Australia abandons appropriation of book profits of former Guantanamo detainee News
Australia abandons appropriation of book profits of former Guantanamo detainee
Photo source or description

[JURIST] The Australian government has discontinued proceedings against former Guantanamo Bay [JURIST backgrounder] detainee David Hicks [JURIST news archive] over the profits from his memoir. Australia’s Commonwealth Director of Public Prosecutions (CDPP) [official website; press release] decided to halt the proceedings against Hicks, 36, commenced in July 2011 that were aimed at appropriating all profits from the autobiography. The book, Guantanamo, My Journey [publisher materials], chronicles Hicks’s time at Guantanamo and the subsequent seven-month sentence he served in an Australian prison under a control order imposed by the country conditional to his release from US custody. The CDPP had sought to have the book profits, Aus$10,000 (USD $10,200) from the sale of 30,000 books, declared criminal proceeds seizable by the state [AFP report] under the Proceeds of Crime Act 2002, but was forced to abandon the action:

The evidence available to my Office was sufficient to commence those proceedings on the basis that Mr Hicks stood to benefit financially from the commercial exploitation of his notoriety resulting from the commission of a foreign indictable offense. … Following commencement of the proceedings, Mr Hicks challenged the admissibility of the documents [recording his admissions to the US Military Commission], based upon the conditions and circumstances in which he made the relevant admissions. The challenge also relied upon the fact that Mr Hicks entered what is known in the [US] as an “Alford plea”. This is a type of plea not recognised in Australia, whereby a defendant is able to acknowledge that the available evidence is sufficient to prove the case beyond reasonable doubt, without admitting commission of the offences charged.

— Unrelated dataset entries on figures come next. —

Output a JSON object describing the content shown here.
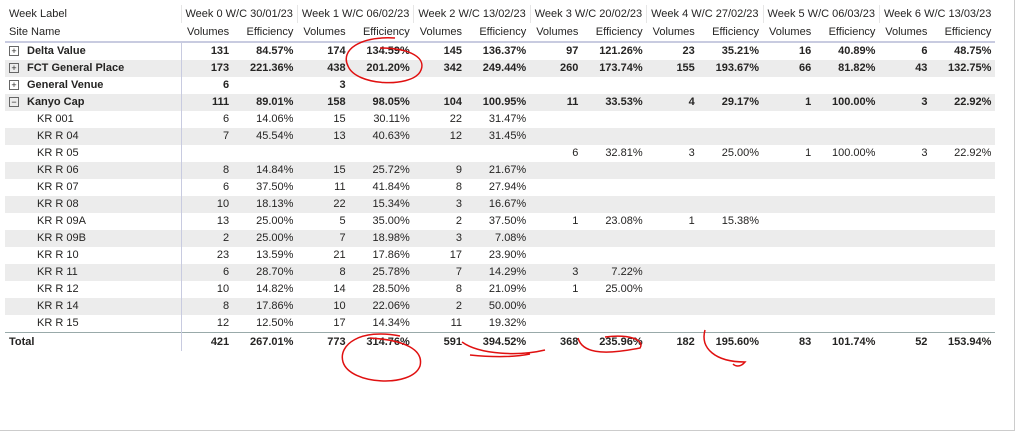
{
  "header": {
    "corner": "Week Label",
    "site_label": "Site Name",
    "weeks": [
      "Week 0 W/C 30/01/23",
      "Week 1 W/C 06/02/23",
      "Week 2 W/C 13/02/23",
      "Week 3 W/C 20/02/23",
      "Week 4 W/C 27/02/23",
      "Week 5 W/C 06/03/23",
      "Week 6 W/C 13/03/23"
    ],
    "measures": [
      "Volumes",
      "Efficiency"
    ]
  },
  "table": {
    "rows": [
      {
        "name": "Delta Value",
        "level": 0,
        "expanded": false,
        "cells": [
          131,
          "84.57%",
          174,
          "134.59%",
          145,
          "136.37%",
          97,
          "121.26%",
          23,
          "35.21%",
          16,
          "40.89%",
          6,
          "48.75%"
        ]
      },
      {
        "name": "FCT General Place",
        "level": 0,
        "expanded": false,
        "cells": [
          173,
          "221.36%",
          438,
          "201.20%",
          342,
          "249.44%",
          260,
          "173.74%",
          155,
          "193.67%",
          66,
          "81.82%",
          43,
          "132.75%"
        ]
      },
      {
        "name": "General Venue",
        "level": 0,
        "expanded": false,
        "cells": [
          6,
          null,
          3,
          null,
          null,
          null,
          null,
          null,
          null,
          null,
          null,
          null,
          null,
          null
        ]
      },
      {
        "name": "Kanyo Cap",
        "level": 0,
        "expanded": true,
        "cells": [
          111,
          "89.01%",
          158,
          "98.05%",
          104,
          "100.95%",
          11,
          "33.53%",
          4,
          "29.17%",
          1,
          "100.00%",
          3,
          "22.92%"
        ]
      },
      {
        "name": "KR 001",
        "level": 1,
        "cells": [
          6,
          "14.06%",
          15,
          "30.11%",
          22,
          "31.47%",
          null,
          null,
          null,
          null,
          null,
          null,
          null,
          null
        ]
      },
      {
        "name": "KR R 04",
        "level": 1,
        "cells": [
          7,
          "45.54%",
          13,
          "40.63%",
          12,
          "31.45%",
          null,
          null,
          null,
          null,
          null,
          null,
          null,
          null
        ]
      },
      {
        "name": "KR R 05",
        "level": 1,
        "cells": [
          null,
          null,
          null,
          null,
          null,
          null,
          6,
          "32.81%",
          3,
          "25.00%",
          1,
          "100.00%",
          3,
          "22.92%"
        ]
      },
      {
        "name": "KR R 06",
        "level": 1,
        "cells": [
          8,
          "14.84%",
          15,
          "25.72%",
          9,
          "21.67%",
          null,
          null,
          null,
          null,
          null,
          null,
          null,
          null
        ]
      },
      {
        "name": "KR R 07",
        "level": 1,
        "cells": [
          6,
          "37.50%",
          11,
          "41.84%",
          8,
          "27.94%",
          null,
          null,
          null,
          null,
          null,
          null,
          null,
          null
        ]
      },
      {
        "name": "KR R 08",
        "level": 1,
        "cells": [
          10,
          "18.13%",
          22,
          "15.34%",
          3,
          "16.67%",
          null,
          null,
          null,
          null,
          null,
          null,
          null,
          null
        ]
      },
      {
        "name": "KR R 09A",
        "level": 1,
        "cells": [
          13,
          "25.00%",
          5,
          "35.00%",
          2,
          "37.50%",
          1,
          "23.08%",
          1,
          "15.38%",
          null,
          null,
          null,
          null
        ]
      },
      {
        "name": "KR R 09B",
        "level": 1,
        "cells": [
          2,
          "25.00%",
          7,
          "18.98%",
          3,
          "7.08%",
          null,
          null,
          null,
          null,
          null,
          null,
          null,
          null
        ]
      },
      {
        "name": "KR R 10",
        "level": 1,
        "cells": [
          23,
          "13.59%",
          21,
          "17.86%",
          17,
          "23.90%",
          null,
          null,
          null,
          null,
          null,
          null,
          null,
          null
        ]
      },
      {
        "name": "KR R 11",
        "level": 1,
        "cells": [
          6,
          "28.70%",
          8,
          "25.78%",
          7,
          "14.29%",
          3,
          "7.22%",
          null,
          null,
          null,
          null,
          null,
          null
        ]
      },
      {
        "name": "KR R 12",
        "level": 1,
        "cells": [
          10,
          "14.82%",
          14,
          "28.50%",
          8,
          "21.09%",
          1,
          "25.00%",
          null,
          null,
          null,
          null,
          null,
          null
        ]
      },
      {
        "name": "KR R 14",
        "level": 1,
        "cells": [
          8,
          "17.86%",
          10,
          "22.06%",
          2,
          "50.00%",
          null,
          null,
          null,
          null,
          null,
          null,
          null,
          null
        ]
      },
      {
        "name": "KR R 15",
        "level": 1,
        "cells": [
          12,
          "12.50%",
          17,
          "14.34%",
          11,
          "19.32%",
          null,
          null,
          null,
          null,
          null,
          null,
          null,
          null
        ]
      }
    ],
    "total": {
      "name": "Total",
      "cells": [
        421,
        "267.01%",
        773,
        "314.76%",
        591,
        "394.52%",
        368,
        "235.96%",
        182,
        "195.60%",
        83,
        "101.74%",
        52,
        "153.94%"
      ]
    }
  }
}
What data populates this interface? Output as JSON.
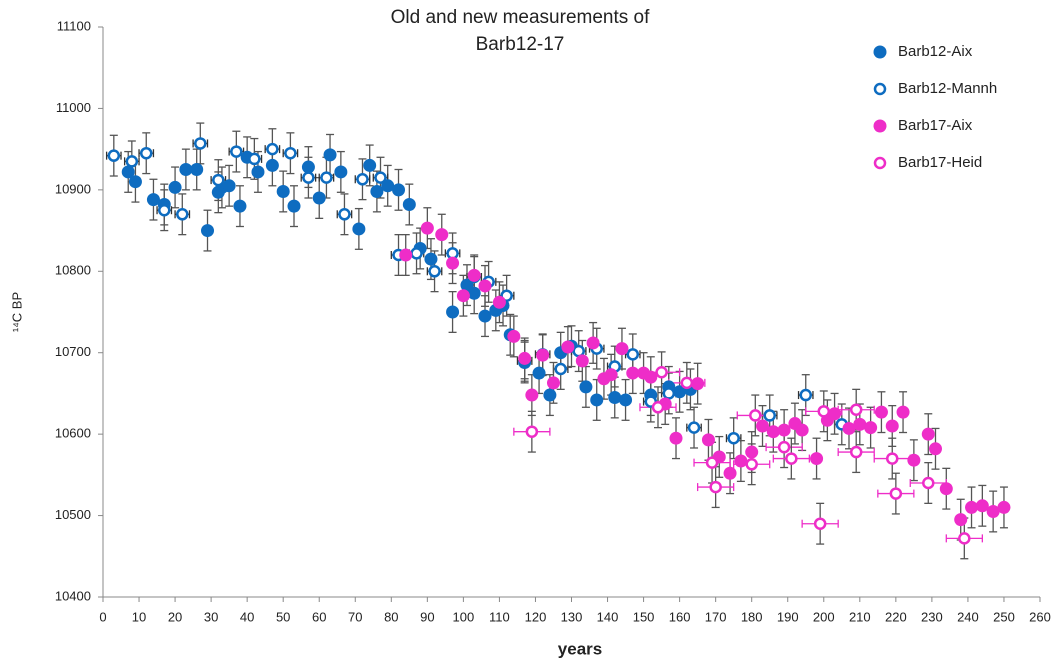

In challenging the admissibility of the evidence Hicks served on the CDPP evidentiary material that had not been previously available [BBC report] to that office. Hicks’ lawyers have argued that the Act does not apply to him because his conviction at Guantanamo is invalid.

In August 2011 the New South Wales Supreme Court [official website] froze all assets [Sydney Morning Herald report] arising out of the sale of Hicks’s book. That same month Hicks filed an appeal [JURIST report] with the UN Human Rights Committee [official website] complaining of multiple violations of international law stemming from his five-year incarceration at Guantanamo from 2002 to 2007. In his petition Hicks asked the Australian government to “request the US authorities to formally overturn” his 2007 conviction on charges of aiding terrorism before a US military court and nullify the plea deal [JURIST reports] from which the conviction arose. Australian authorities removed the final restrictions against Hicks [JURIST report] in December 2008. Following his guilty plea Hicks was transferred to Australia in May 2007 to serve the remainder of his nine-month prison sentence at a maximum security prison near his hometown of Adelaide, South Australia, and was released [JURIST reports] in December 2007. The control order was relaxed [JURIST report] in February 2008, permitting Hicks to live anywhere in the country, and requiring him to check in with police only twice a week.